By Christopher Flavelle
In 2017, Stafford Sheehan handed a friend an unusual bottle of booze. He had made it himself — but not the usual way. A chemical physicist, Dr. Sheehan had invented a process to make alcohol from carbon dioxide, the greenhouse gas associated with climate change, not cocktail hour.
“I said, ‘Hold on, you made this from carbon dioxide?’” recalled his friend, Gregory Constantine, who worked in marketing for Smirnoff. Now the two are in the vodka business, using Dr. Sheehan’s technology and marketing it as a way to fight global warming.

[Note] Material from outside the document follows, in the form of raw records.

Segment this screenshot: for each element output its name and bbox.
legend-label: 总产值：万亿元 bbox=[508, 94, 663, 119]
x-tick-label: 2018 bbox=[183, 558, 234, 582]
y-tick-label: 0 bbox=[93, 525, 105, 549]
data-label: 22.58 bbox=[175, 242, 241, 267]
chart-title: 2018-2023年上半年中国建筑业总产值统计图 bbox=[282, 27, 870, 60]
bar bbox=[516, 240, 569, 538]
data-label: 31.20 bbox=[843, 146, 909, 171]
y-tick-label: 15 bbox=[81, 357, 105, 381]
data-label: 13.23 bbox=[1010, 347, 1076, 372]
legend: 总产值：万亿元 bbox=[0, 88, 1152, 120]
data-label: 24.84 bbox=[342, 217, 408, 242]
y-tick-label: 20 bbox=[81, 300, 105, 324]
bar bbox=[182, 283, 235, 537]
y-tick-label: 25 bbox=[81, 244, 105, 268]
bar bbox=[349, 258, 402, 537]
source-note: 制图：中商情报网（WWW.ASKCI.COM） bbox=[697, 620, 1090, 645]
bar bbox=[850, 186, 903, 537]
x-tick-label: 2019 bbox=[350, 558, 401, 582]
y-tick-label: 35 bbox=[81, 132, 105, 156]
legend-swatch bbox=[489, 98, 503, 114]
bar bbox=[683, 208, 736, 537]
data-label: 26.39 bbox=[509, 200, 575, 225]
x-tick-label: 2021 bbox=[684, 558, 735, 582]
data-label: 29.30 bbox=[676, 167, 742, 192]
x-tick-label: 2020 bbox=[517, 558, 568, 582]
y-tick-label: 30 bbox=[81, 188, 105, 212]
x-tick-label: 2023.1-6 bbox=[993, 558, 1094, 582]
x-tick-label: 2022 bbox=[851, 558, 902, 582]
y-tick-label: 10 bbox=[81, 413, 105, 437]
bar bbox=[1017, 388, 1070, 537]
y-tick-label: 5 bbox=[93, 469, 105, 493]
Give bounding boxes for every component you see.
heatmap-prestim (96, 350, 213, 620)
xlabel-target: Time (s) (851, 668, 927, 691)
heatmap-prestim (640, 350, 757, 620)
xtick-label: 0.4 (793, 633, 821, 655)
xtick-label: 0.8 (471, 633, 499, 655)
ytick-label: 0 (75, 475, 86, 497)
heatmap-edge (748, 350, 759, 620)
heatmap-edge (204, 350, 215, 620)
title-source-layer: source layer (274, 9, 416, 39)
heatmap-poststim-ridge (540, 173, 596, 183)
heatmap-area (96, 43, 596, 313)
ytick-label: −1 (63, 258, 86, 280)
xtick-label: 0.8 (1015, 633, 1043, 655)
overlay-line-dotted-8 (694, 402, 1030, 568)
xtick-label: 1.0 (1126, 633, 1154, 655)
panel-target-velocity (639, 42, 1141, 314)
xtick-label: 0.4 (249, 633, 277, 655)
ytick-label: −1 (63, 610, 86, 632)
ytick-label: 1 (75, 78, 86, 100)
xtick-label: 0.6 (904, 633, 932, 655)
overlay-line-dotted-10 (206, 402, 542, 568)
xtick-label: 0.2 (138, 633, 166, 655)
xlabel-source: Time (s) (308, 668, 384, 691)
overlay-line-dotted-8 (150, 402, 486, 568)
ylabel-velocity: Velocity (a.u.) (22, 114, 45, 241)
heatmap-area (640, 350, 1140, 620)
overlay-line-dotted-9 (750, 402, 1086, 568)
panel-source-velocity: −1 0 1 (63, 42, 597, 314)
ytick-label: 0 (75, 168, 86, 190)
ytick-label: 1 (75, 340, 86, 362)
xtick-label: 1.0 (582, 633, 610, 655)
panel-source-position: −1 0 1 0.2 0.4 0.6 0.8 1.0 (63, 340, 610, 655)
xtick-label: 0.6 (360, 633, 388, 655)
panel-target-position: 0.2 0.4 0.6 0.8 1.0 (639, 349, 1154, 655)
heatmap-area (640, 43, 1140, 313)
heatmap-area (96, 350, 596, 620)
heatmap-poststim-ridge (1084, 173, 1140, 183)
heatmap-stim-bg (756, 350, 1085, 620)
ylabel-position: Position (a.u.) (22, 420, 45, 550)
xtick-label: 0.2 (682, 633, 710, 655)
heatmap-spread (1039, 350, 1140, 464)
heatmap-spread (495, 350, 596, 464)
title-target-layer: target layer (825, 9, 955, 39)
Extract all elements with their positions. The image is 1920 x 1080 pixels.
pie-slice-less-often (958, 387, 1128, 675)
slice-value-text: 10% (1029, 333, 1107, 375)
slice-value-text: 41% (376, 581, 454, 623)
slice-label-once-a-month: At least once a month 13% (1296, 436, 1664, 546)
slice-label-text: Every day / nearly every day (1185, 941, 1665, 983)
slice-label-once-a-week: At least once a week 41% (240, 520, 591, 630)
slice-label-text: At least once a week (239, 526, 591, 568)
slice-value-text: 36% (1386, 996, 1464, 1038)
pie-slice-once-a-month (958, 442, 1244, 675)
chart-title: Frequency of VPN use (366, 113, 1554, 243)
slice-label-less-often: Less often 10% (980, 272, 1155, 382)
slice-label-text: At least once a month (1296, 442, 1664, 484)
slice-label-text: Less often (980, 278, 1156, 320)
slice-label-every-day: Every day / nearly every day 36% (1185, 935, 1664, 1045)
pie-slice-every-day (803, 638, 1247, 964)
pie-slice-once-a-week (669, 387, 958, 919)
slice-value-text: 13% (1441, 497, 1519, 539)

Their company, Air Co., was one of 10 finalists for a pair of $7.5 million prizes to be awarded this year to the teams that can devise the most profitable use for carbon dioxide, which causes global warming by trapping the sun’s heat when released into the atmosphere by power plants, cars and industry. The five-year competition, the Carbon X-Prize, was designed to create a financial incentive to capture carbon dioxide and use it profitably, instead of releasing it.
However, just as the Brooklyn vodka makers — along with the nine other finalists from as far afield as Nova Scotia (stronger concrete), India (an ingredient in pharmaceuticals) and China (a plastics replacement) — were approaching the finish line, the competition has been delayed by the coronavirus crisis.
“There’s a lot of upheaval,” said Marcius Extavour, a Canadian physicist who leads the energy team for the X-Prize Foundation, which in the past has offered multimillion-dollar awards for everything from building reusable manned spaceships to creating water from air. “We’re still rolling with the punches.”
The unusual contest offers a reminder that even as the world focuses on the coronavirus, slower-moving crises like climate change continue to fester, Dr. Extavour said. The past decade was the warmest ever, and polar ice caps are melting six times faster than in the 1990s.